Advertising Codes state that marketers must not use the term “free”, or similar, to describe a product if consumers have to pay anything other than the unavoidable cost of responding and collecting or paying for delivery of the item. While this may seem simple, it is deceptively so, and the ASA has a long history of rulings on complaints about advertisers using the term where products described as being “free” in marketing communications, most certainly were not.
While the Advertising Standards Authority (ASA) acknowledges that most consumers will understand marketers are unlikely to give away products or services without any conditions, obligations, or other strings attached on the part of the consumer, ads must make the extent of any commitment clear. To start things off on the right bart, learn about the key types of “free” claims regularly used in ads, below.
Pure “free” claims
Pure “free” claims refer to those instances where consumers will receive something without parting with any money or other form of consideration, except for the “unavoidable” and “true” cost of responding, collecting, or delivering the item.
While it may be ok to charge the consumer for the minimum unavoidable cost of postage, marketers should not artificially inflate delivery costs, or include any packaging costs or handling fees in this postage cost, as doing so would make the “free” claim inaccurate, and misleading.
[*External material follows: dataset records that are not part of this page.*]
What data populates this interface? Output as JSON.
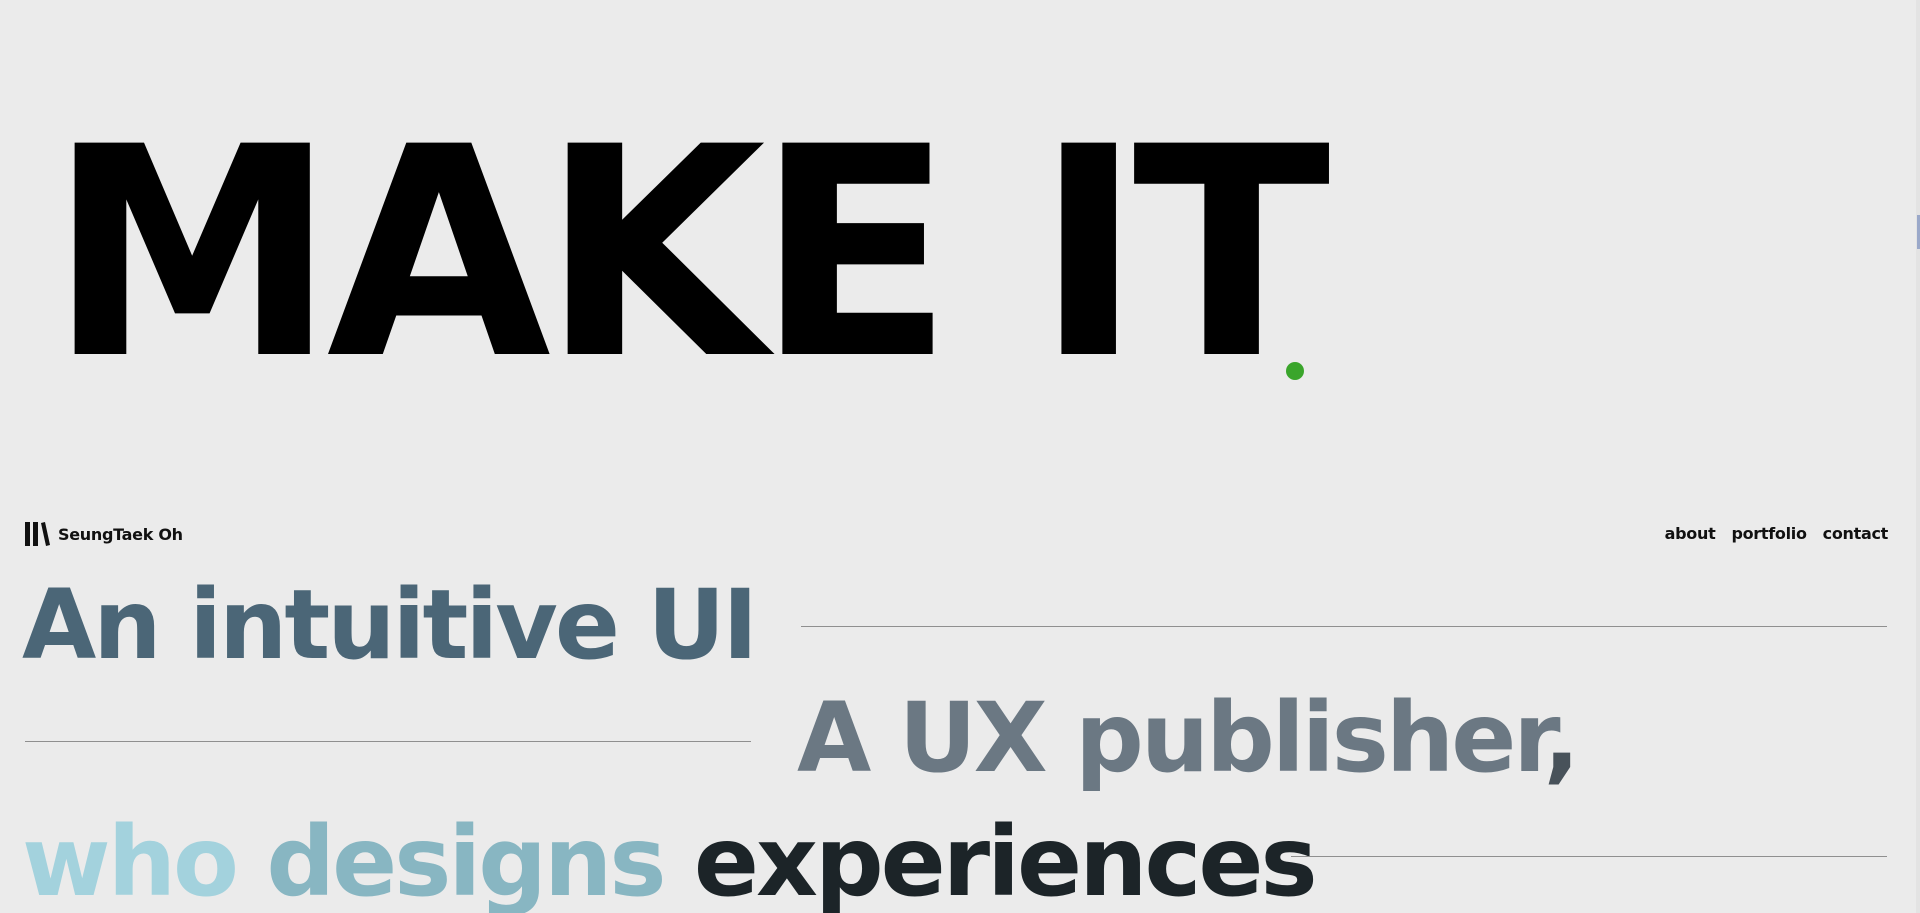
{
  "hero": {
    "title": "MAKE IT",
    "dot_color": "#3aa52b"
  },
  "header": {
    "logo_icon": "books-icon",
    "brand_name": "SeungTaek Oh",
    "nav": [
      "about",
      "portfolio",
      "contact"
    ]
  },
  "tagline": {
    "line1": "An intuitive UI",
    "line2_main": "A UX publisher",
    "line2_tail": ",",
    "line3": {
      "who": "who ",
      "designs": "designs ",
      "experiences": "experiences"
    }
  },
  "colors": {
    "background": "#ebebeb",
    "line1": "#4b6677",
    "line2": "#6b7883",
    "line3_who": "#a3d2dd",
    "line3_designs": "#88b6c2",
    "line3_experiences": "#1c2428",
    "accent_green": "#3aa52b"
  }
}
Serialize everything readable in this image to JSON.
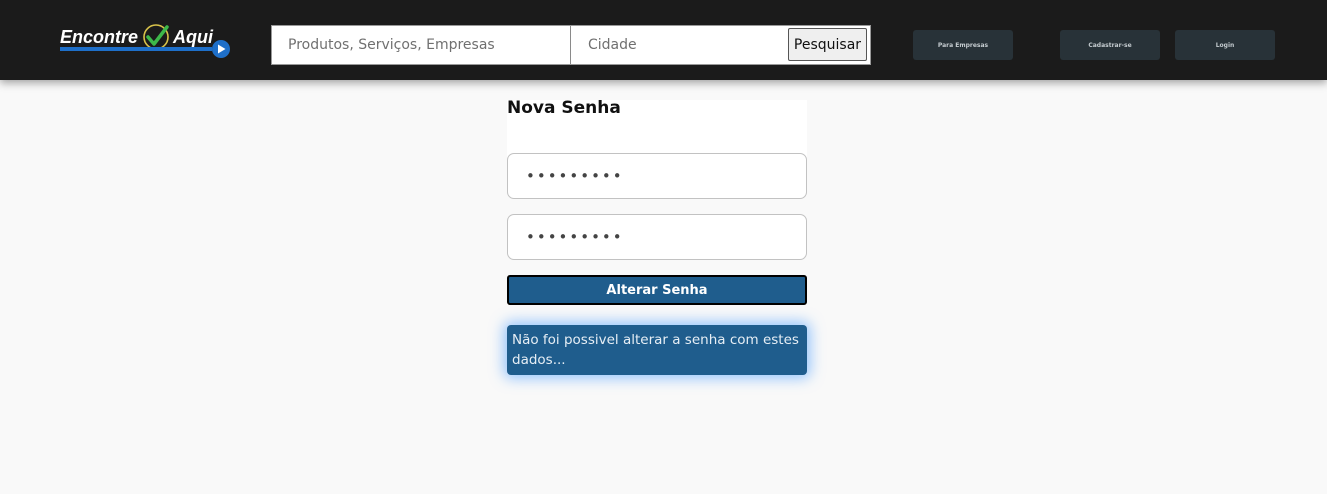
{
  "header": {
    "logo": {
      "text_left": "Encontre",
      "text_right": "Aqui",
      "check_icon": "check-circle-icon",
      "play_icon": "play-circle-icon"
    },
    "search": {
      "product_placeholder": "Produtos, Serviços, Empresas",
      "city_placeholder": "Cidade",
      "button_label": "Pesquisar"
    },
    "nav": {
      "business_label": "Para Empresas",
      "signup_label": "Cadastrar-se",
      "login_label": "Login"
    }
  },
  "form": {
    "title": "Nova Senha",
    "password_value": "•••••••••",
    "confirm_value": "•••••••••",
    "submit_label": "Alterar Senha",
    "error_message": "Não foi possivel alterar a senha com estes dados..."
  },
  "colors": {
    "header_bg": "#1b1b1b",
    "nav_button_bg": "#283238",
    "primary": "#1f5d8d",
    "logo_blue": "#1e6fc9",
    "logo_green": "#3db84a"
  }
}
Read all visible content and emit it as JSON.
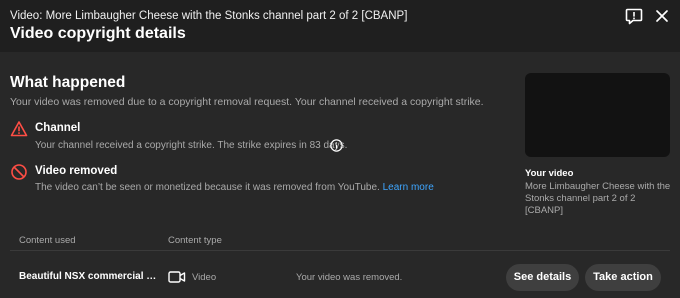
{
  "header": {
    "video_label": "Video: More Limbaugher Cheese with the Stonks channel part 2 of 2 [CBANP]",
    "title": "Video copyright details",
    "icons": {
      "feedback": "feedback-icon",
      "close": "close-icon"
    }
  },
  "what_happened": {
    "title": "What happened",
    "summary": "Your video was removed due to a copyright removal request. Your channel received a copyright strike.",
    "items": [
      {
        "icon": "warning-triangle-icon",
        "title": "Channel",
        "description": "Your channel received a copyright strike. The strike expires in 83 days.",
        "trailing_icon": "info-icon"
      },
      {
        "icon": "blocked-circle-icon",
        "title": "Video removed",
        "description": "The video can’t be seen or monetized because it was removed from YouTube.",
        "link": "Learn more"
      }
    ]
  },
  "your_video": {
    "label": "Your video",
    "title": "More Limbaugher Cheese with the Stonks channel part 2 of 2 [CBANP]"
  },
  "table": {
    "headers": [
      "Content used",
      "Content type"
    ],
    "rows": [
      {
        "content": "Beautiful NSX commercial - So...",
        "type_icon": "video-camera-icon",
        "type": "Video",
        "status": "Your video was removed.",
        "actions": [
          "See details",
          "Take action"
        ]
      }
    ]
  },
  "colors": {
    "background": "#282828",
    "header_background": "#1f1f1f",
    "warning_red": "#ff4e45",
    "link_blue": "#3ea6ff",
    "button_background": "#3f3f3f"
  }
}
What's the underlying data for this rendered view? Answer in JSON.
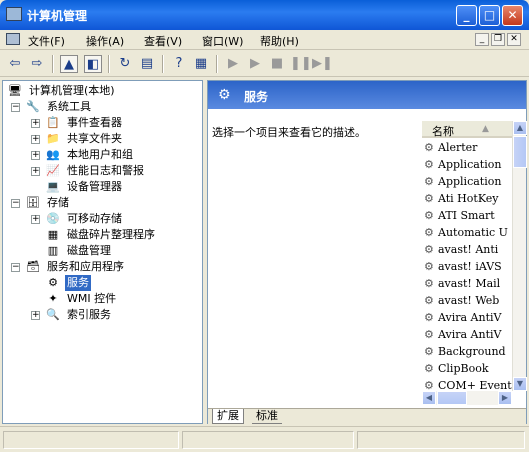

Conditional purchase promotions
Marketers are allowed to use the term “free” in situations where receiving a free product or service is contingent on consumers purchasing another item – provided the quality of the paid-for item has not been reduced, and the paid-for item’s price has not been increased to cover the cost of supplying the free item.
The ASA has upheld complaints about multiple ads which described gifts offered with a subscription as “free” because, on those occasions, the price had been increased to cover the cost of the gift, and the same subscription was also on sale without the gift for a lower price. For more on this, click here.
In a similar vein, marketers should not describe an element of a package as “free” if that element was included in the package price, unless consumers were likely to regard it as an additional benefit because it had recently been added to the package without increasing its price.
The ASA has ruled against an ad which described an SD card that was sold with a camera as “free” because the same camera was available for a lower price on its own, and this was part of the package price. Describing delivery as “free”, where the cost of delivery is included in a fixed subscription price, is also likely to be problematic. It should be noted that once consumers would consider the inclusion of that element to be ‘the norm’, it should no longer be described as “free” and becomes an indistinguishable part of the package. Genuinely free items may be included in packages, but can only be described as “free” for a limited period of time before they will be considered inclusive, and so part of the package price.